My point is that people think they’re going to create an EA that’s going to generate huge profits on a percentage basis that is W-A-Y more than what the big trading houses and firms are able to accomplish with their hundreds of millions of investment in automated trading. It’s just not going to happen. Simple as that.
And that’s going to be your problem right there just by the way. Too obvious.
Thank you for the explanation.
Now I understand your point of view.
So as I said, retail traders are not supposed to be better than the BIG ones.
The %s can be higher only if retail take higher risk which often results in margin call.
Also there is a difference in portfolio management for retail and for trading houses.
For the stop loss - thank you for your opinion.
Don’t you think that m30/h1 tops and bottoms are strong enough to hold?
I don’t know really i.e. I only trade daily charts. But my guess would be no. Maybe look at the tops and bottom PRIOR to the previous tops and bottoms??? Just a suggestion.
My experience with all trading system that have you place stops on this basis is to place them “a few pips” or “a few points” above or below the previous high or low points. Problem is: what is “a few” and how much is “enough”. So better in my opinion to trade with much wider stops but smaller positions sizes. But it’s just my opinion (albeit based only on my own experience).
Exactly. Too many people try this and end up curve fitting a system. All that happens is that it works for a certain period and then it doesn’t.
Strange as it may sound: I’ve never back tested any system in an automated way. Only ever by printing charts out and sitting with a pen or pencil and tracing trades through. And if it looks as though it may have a bit of merit then I’ve just gone for it. That business of tweaking little parameters here and there to the last pip or point will drive you insane.
As Warren Buffett says - “never put all eggs in one basket.” Despite the sincere desire of the originators, there is always something that might go wrong. Your task as an investor is to ensure the safety of capital. If you focus only on one project, in fact you become its biggest believer, because the fate of your funds depends on this project. If you diversify your portfolio for various assets and wisely share funds, you are able to withstand the loss of part of the capital, because other projects will allow you to make up.
Be independent, share funds for various projects, thanks to which your capital has a better chance to survive and multiply
04 I understand that the results should be considered in a one-year horizon.

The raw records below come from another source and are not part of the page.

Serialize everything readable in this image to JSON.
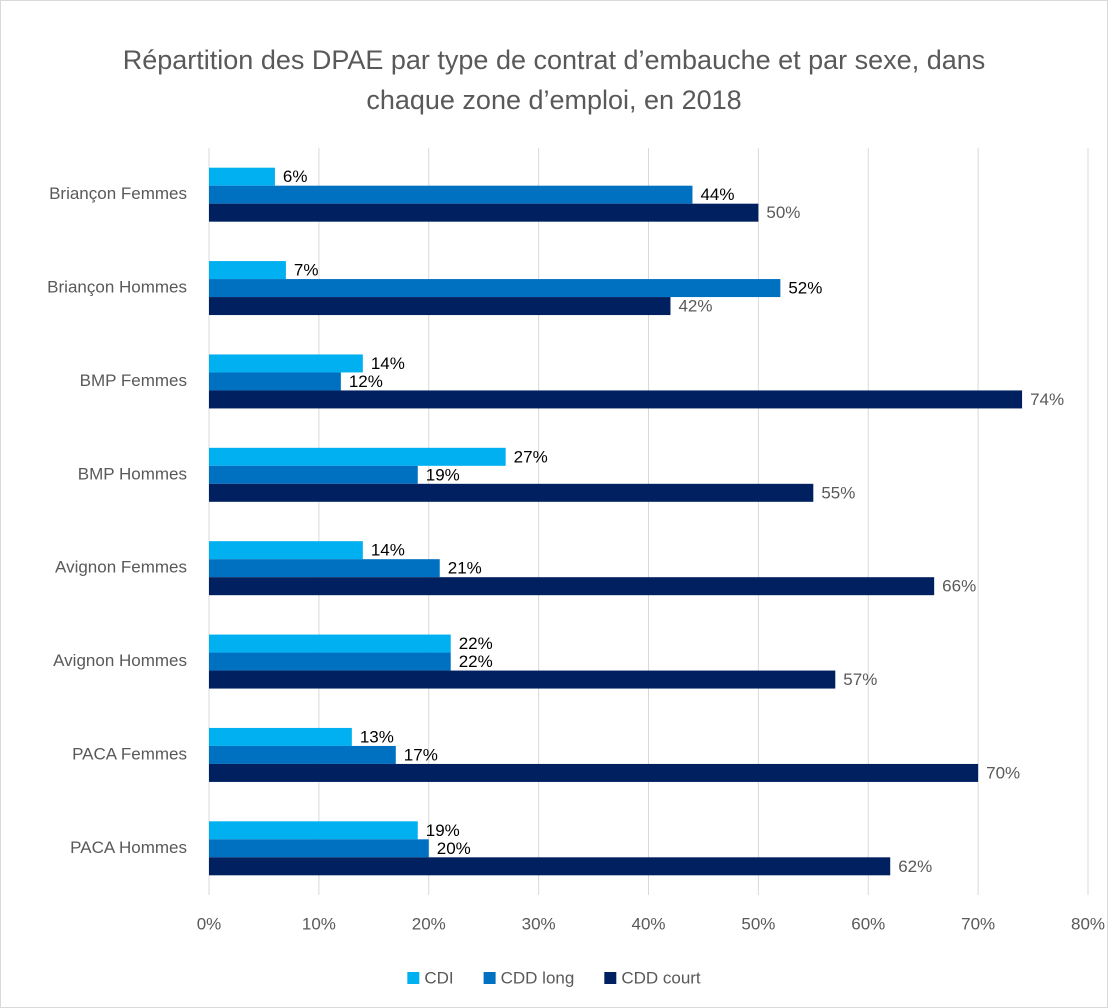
{
  "chart_data": {
    "type": "hbar",
    "title": "Répartition des DPAE par type de contrat d’embauche et par sexe, dans chaque zone d’emploi, en 2018",
    "categories": [
      "Briançon Femmes",
      "Briançon Hommes",
      "BMP Femmes",
      "BMP Hommes",
      "Avignon Femmes",
      "Avignon Hommes",
      "PACA Femmes",
      "PACA Hommes"
    ],
    "series": [
      {
        "name": "CDI",
        "color": "#00b0f0",
        "values": [
          6,
          7,
          14,
          27,
          14,
          22,
          13,
          19
        ],
        "value_labels": [
          "6%",
          "7%",
          "14%",
          "27%",
          "14%",
          "22%",
          "13%",
          "19%"
        ],
        "label_color": "#000000"
      },
      {
        "name": "CDD long",
        "color": "#0070c0",
        "values": [
          44,
          52,
          12,
          19,
          21,
          22,
          17,
          20
        ],
        "value_labels": [
          "44%",
          "52%",
          "12%",
          "19%",
          "21%",
          "22%",
          "17%",
          "20%"
        ],
        "label_color": "#000000"
      },
      {
        "name": "CDD court",
        "color": "#002060",
        "values": [
          50,
          42,
          74,
          55,
          66,
          57,
          70,
          62
        ],
        "value_labels": [
          "50%",
          "42%",
          "74%",
          "55%",
          "66%",
          "57%",
          "70%",
          "62%"
        ],
        "label_color": "#595959"
      }
    ],
    "xlim": [
      0,
      80
    ],
    "xticks": [
      {
        "value": 0,
        "label": "0%"
      },
      {
        "value": 10,
        "label": "10%"
      },
      {
        "value": 20,
        "label": "20%"
      },
      {
        "value": 30,
        "label": "30%"
      },
      {
        "value": 40,
        "label": "40%"
      },
      {
        "value": 50,
        "label": "50%"
      },
      {
        "value": 60,
        "label": "60%"
      },
      {
        "value": 70,
        "label": "70%"
      },
      {
        "value": 80,
        "label": "80%"
      }
    ],
    "grid": true,
    "legend": "bottom"
  }
}
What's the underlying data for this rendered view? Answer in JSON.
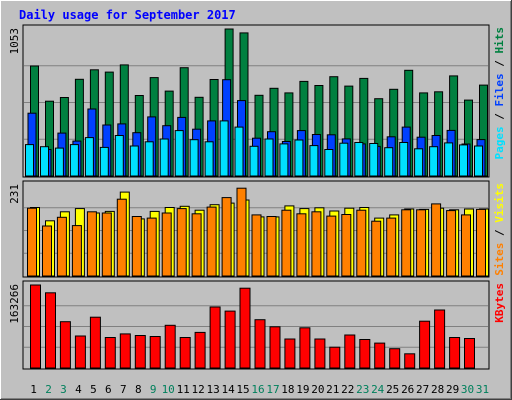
{
  "chart_data": {
    "type": "bar",
    "title": "Daily usage for September 2017",
    "categories": [
      "1",
      "2",
      "3",
      "4",
      "5",
      "6",
      "7",
      "8",
      "9",
      "10",
      "11",
      "12",
      "13",
      "14",
      "15",
      "16",
      "17",
      "18",
      "19",
      "20",
      "21",
      "22",
      "23",
      "24",
      "25",
      "26",
      "27",
      "28",
      "29",
      "30",
      "31"
    ],
    "weekend_days": [
      "2",
      "3",
      "9",
      "10",
      "16",
      "17",
      "23",
      "24",
      "30",
      "31"
    ],
    "panels": [
      {
        "id": "hits-files-pages",
        "ymax": 1053,
        "ymax_label": "1053",
        "axis_label": "Pages / Files / Hits",
        "series": [
          {
            "name": "Hits",
            "color": "#008040",
            "values": [
              788,
              536,
              562,
              693,
              761,
              744,
              796,
              577,
              705,
              608,
              776,
              564,
              691,
              1053,
              1025,
              578,
              628,
              595,
              678,
              648,
              711,
              644,
              699,
              554,
              621,
              757,
              595,
              603,
              717,
              544,
              651
            ]
          },
          {
            "name": "Files",
            "color": "#0040ff",
            "values": [
              450,
              190,
              307,
              250,
              480,
              365,
              373,
              310,
              423,
              360,
              420,
              335,
              395,
              690,
              540,
              271,
              317,
              247,
              325,
              297,
              295,
              266,
              230,
              212,
              281,
              350,
              278,
              290,
              327,
              229,
              261
            ]
          },
          {
            "name": "Pages",
            "color": "#00e0ff",
            "values": [
              225,
              210,
              200,
              225,
              275,
              205,
              290,
              215,
              245,
              265,
              325,
              260,
              245,
              395,
              350,
              213,
              265,
              230,
              258,
              218,
              190,
              235,
              240,
              233,
              203,
              240,
              195,
              210,
              237,
              223,
              215
            ]
          }
        ]
      },
      {
        "id": "visits-sites",
        "ymax": 231,
        "ymax_label": "231",
        "axis_label": "Sites / Visits",
        "series": [
          {
            "name": "Visits",
            "color": "#ffff00",
            "values": [
              174,
              140,
              163,
              171,
              160,
              164,
              213,
              145,
              164,
              174,
              177,
              167,
              181,
              185,
              193,
              150,
              150,
              178,
              171,
              173,
              165,
              172,
              174,
              147,
              155,
              170,
              169,
              172,
              168,
              170,
              170
            ]
          },
          {
            "name": "Sites",
            "color": "#ff8000",
            "values": [
              172,
              127,
              149,
              128,
              163,
              160,
              195,
              151,
              147,
              160,
              171,
              158,
              175,
              199,
              223,
              155,
              151,
              167,
              158,
              163,
              152,
              156,
              167,
              139,
              147,
              168,
              168,
              183,
              166,
              155,
              169
            ]
          }
        ]
      },
      {
        "id": "kbytes",
        "ymax": 163266,
        "ymax_label": "163266",
        "axis_label": "KBytes",
        "series": [
          {
            "name": "KBytes",
            "color": "#ff0000",
            "values": [
              163266,
              148000,
              91000,
              63000,
              100000,
              60000,
              67000,
              64000,
              62000,
              84000,
              60000,
              70000,
              120000,
              112000,
              157000,
              95000,
              81000,
              57000,
              79000,
              57000,
              41000,
              65000,
              56000,
              49000,
              38000,
              28000,
              92000,
              114000,
              60000,
              58000,
              0
            ]
          }
        ]
      }
    ],
    "colors": {
      "background": "#c0c0c0",
      "plot_background": "#c0c0c0",
      "title": "#0000ff",
      "grid": "#808080",
      "weekday_label": "#000000",
      "weekend_label": "#00805c"
    }
  }
}
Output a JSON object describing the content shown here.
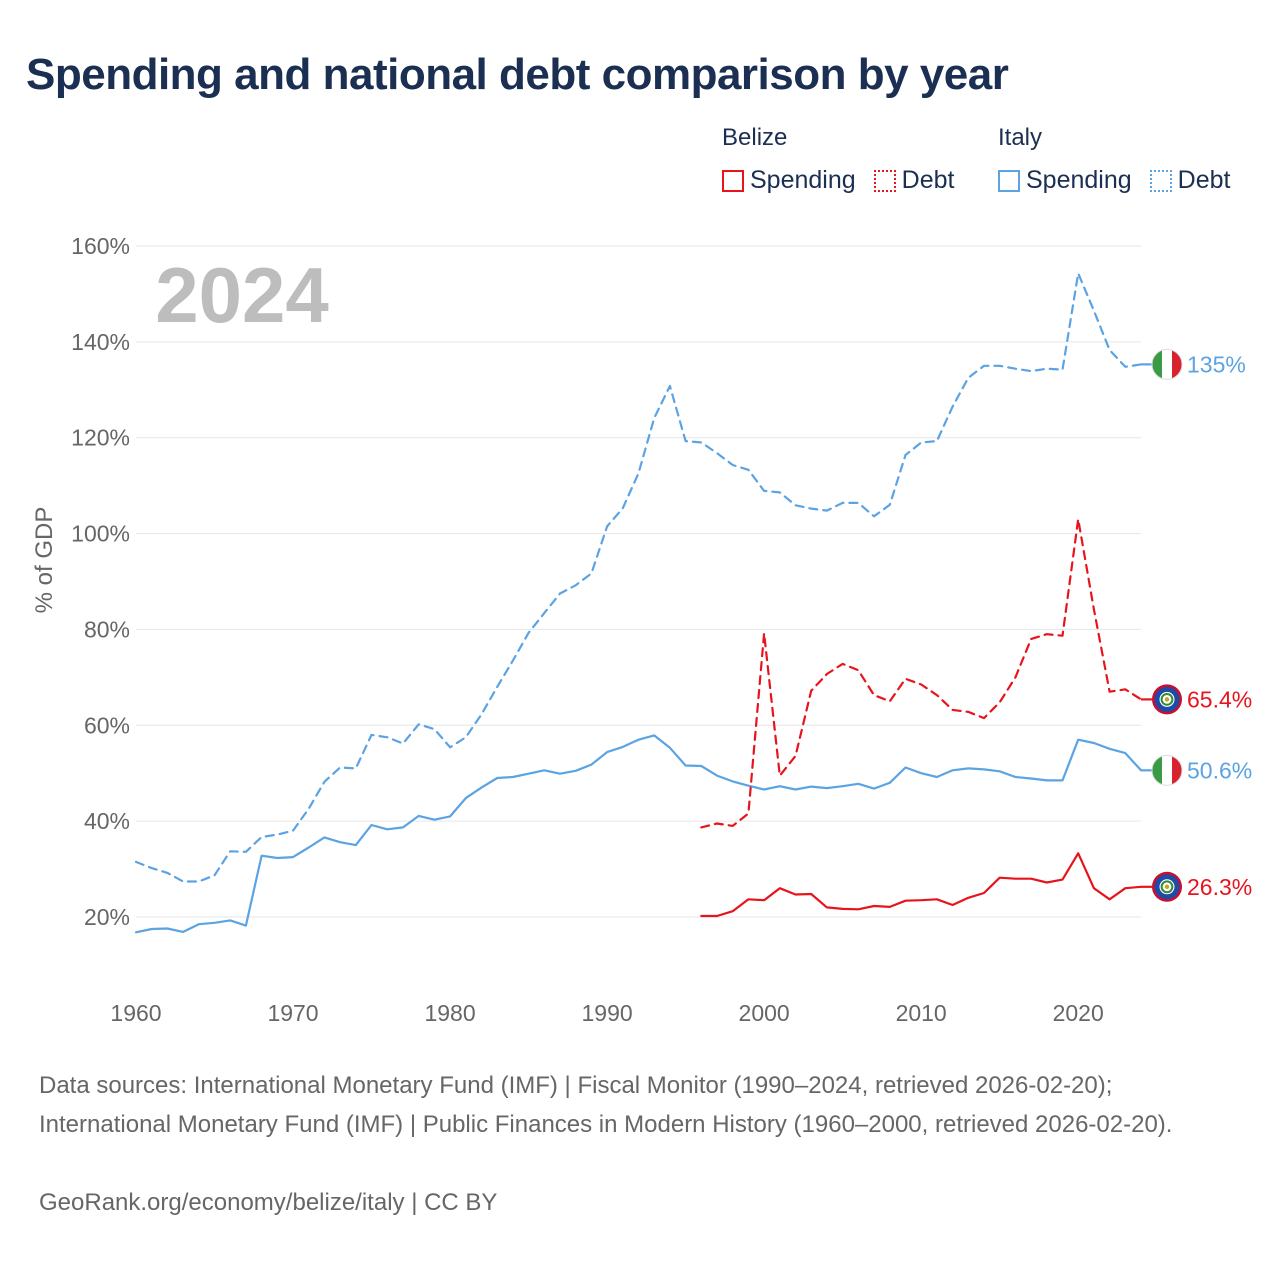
{
  "title": "Spending and national debt comparison by year",
  "legend": {
    "groups": [
      {
        "name": "Belize",
        "items": [
          {
            "label": "Spending",
            "style": "solid",
            "color": "#e8141c"
          },
          {
            "label": "Debt",
            "style": "dotted",
            "color": "#e8141c"
          }
        ]
      },
      {
        "name": "Italy",
        "items": [
          {
            "label": "Spending",
            "style": "solid",
            "color": "#5ba3e3"
          },
          {
            "label": "Debt",
            "style": "dotted",
            "color": "#5ba3e3"
          }
        ]
      }
    ]
  },
  "chart_data": {
    "type": "line",
    "year_label": "2024",
    "ylabel": "% of GDP",
    "xlabel": "",
    "xlim": [
      1960,
      2024
    ],
    "ylim": [
      10,
      160
    ],
    "y_ticks": [
      20,
      40,
      60,
      80,
      100,
      120,
      140,
      160
    ],
    "y_tick_labels": [
      "20%",
      "40%",
      "60%",
      "80%",
      "100%",
      "120%",
      "140%",
      "160%"
    ],
    "x_ticks": [
      1960,
      1970,
      1980,
      1990,
      2000,
      2010,
      2020
    ],
    "x_tick_labels": [
      "1960",
      "1970",
      "1980",
      "1990",
      "2000",
      "2010",
      "2020"
    ],
    "grid": true,
    "series": [
      {
        "name": "Italy Debt",
        "country": "Italy",
        "measure": "Debt",
        "color": "#5ba3e3",
        "dashed": true,
        "end_label": "135%",
        "flag": "italy",
        "start": 1960,
        "values": [
          31.5,
          30.2,
          29.2,
          27.4,
          27.4,
          28.7,
          33.7,
          33.6,
          36.7,
          37.2,
          38.0,
          42.6,
          48.2,
          51.2,
          51.0,
          58.0,
          57.5,
          56.2,
          60.2,
          59.2,
          55.4,
          57.5,
          62.3,
          68.0,
          73.5,
          79.3,
          83.4,
          87.5,
          89.2,
          91.7,
          101.5,
          105.3,
          112.6,
          124.1,
          130.8,
          119.3,
          119.0,
          116.8,
          114.3,
          113.3,
          108.9,
          108.6,
          105.9,
          105.2,
          104.8,
          106.4,
          106.4,
          103.6,
          106.0,
          116.4,
          119.0,
          119.3,
          126.5,
          132.5,
          135.0,
          135.0,
          134.4,
          133.9,
          134.4,
          134.2,
          154.3,
          146.5,
          138.3,
          134.8,
          135.3
        ]
      },
      {
        "name": "Italy Spending",
        "country": "Italy",
        "measure": "Spending",
        "color": "#5ba3e3",
        "dashed": false,
        "end_label": "50.6%",
        "flag": "italy",
        "start": 1960,
        "values": [
          16.8,
          17.5,
          17.6,
          16.9,
          18.5,
          18.8,
          19.3,
          18.2,
          32.8,
          32.3,
          32.5,
          34.5,
          36.6,
          35.6,
          35.0,
          39.2,
          38.3,
          38.7,
          41.1,
          40.3,
          41.0,
          44.8,
          47.0,
          49.0,
          49.2,
          49.9,
          50.6,
          49.9,
          50.5,
          51.8,
          54.4,
          55.5,
          57.0,
          57.9,
          55.3,
          51.6,
          51.5,
          49.5,
          48.3,
          47.4,
          46.6,
          47.3,
          46.6,
          47.2,
          46.9,
          47.3,
          47.8,
          46.8,
          48.0,
          51.2,
          50.0,
          49.2,
          50.6,
          51.0,
          50.8,
          50.4,
          49.2,
          48.9,
          48.5,
          48.5,
          57.0,
          56.3,
          55.1,
          54.2,
          50.6
        ]
      },
      {
        "name": "Belize Debt",
        "country": "Belize",
        "measure": "Debt",
        "color": "#e8141c",
        "dashed": true,
        "end_label": "65.4%",
        "flag": "belize",
        "start": 1996,
        "values": [
          38.7,
          39.5,
          39.0,
          41.6,
          79.2,
          49.5,
          53.6,
          67.2,
          70.7,
          72.8,
          71.5,
          66.3,
          65.0,
          69.7,
          68.5,
          66.3,
          63.2,
          62.8,
          61.5,
          64.8,
          70.0,
          78.0,
          79.0,
          78.7,
          103.0,
          84.2,
          67.0,
          67.5,
          65.4
        ]
      },
      {
        "name": "Belize Spending",
        "country": "Belize",
        "measure": "Spending",
        "color": "#e8141c",
        "dashed": false,
        "end_label": "26.3%",
        "flag": "belize",
        "start": 1996,
        "values": [
          20.2,
          20.2,
          21.2,
          23.7,
          23.5,
          26.0,
          24.7,
          24.8,
          22.0,
          21.7,
          21.6,
          22.3,
          22.1,
          23.4,
          23.5,
          23.7,
          22.5,
          24.0,
          25.0,
          28.2,
          28.0,
          28.0,
          27.2,
          27.8,
          33.3,
          26.0,
          23.7,
          26.0,
          26.3
        ]
      }
    ]
  },
  "footer": {
    "sources": "Data sources: International Monetary Fund (IMF) | Fiscal Monitor (1990–2024, retrieved 2026-02-20); International Monetary Fund (IMF) | Public Finances in Modern History (1960–2000, retrieved 2026-02-20).",
    "credit": "GeoRank.org/economy/belize/italy | CC BY"
  }
}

Every beginner trader thinks that one can be profitable on the stock market everyday. That is why he sets goals of 1% a day, 100 USD a day, 10 pips a day. When it turns out that maintaining such targets becomes unrealistic, it goes to a higher interval. In the week of 1000 USD, etc. But this also will fail.
Why?
Well, because as in any business, the same is true of the stock market cyclicality. There are better and worse times. A lossy month? Normal thing, and 3 or 4? Also. Why? Because on trading you need to look long-term. The investor’s goal is to patiently wait for a great time for his strategy and to survive the worse time and so on and on. Best of all, sometimes it takes 1-2 months a year to get a magical average of 100 USD a day.
Well, but right? This is only average … and as it turns out, a person looks at what is in the middle, and forgets that the extremes determine the final result.
That’s why the best investors are not those who earn every day, or every month, but those who are patient and can use opportunities. Because one good trend will pay for everything and will make your results much better than your dream of 1% per day.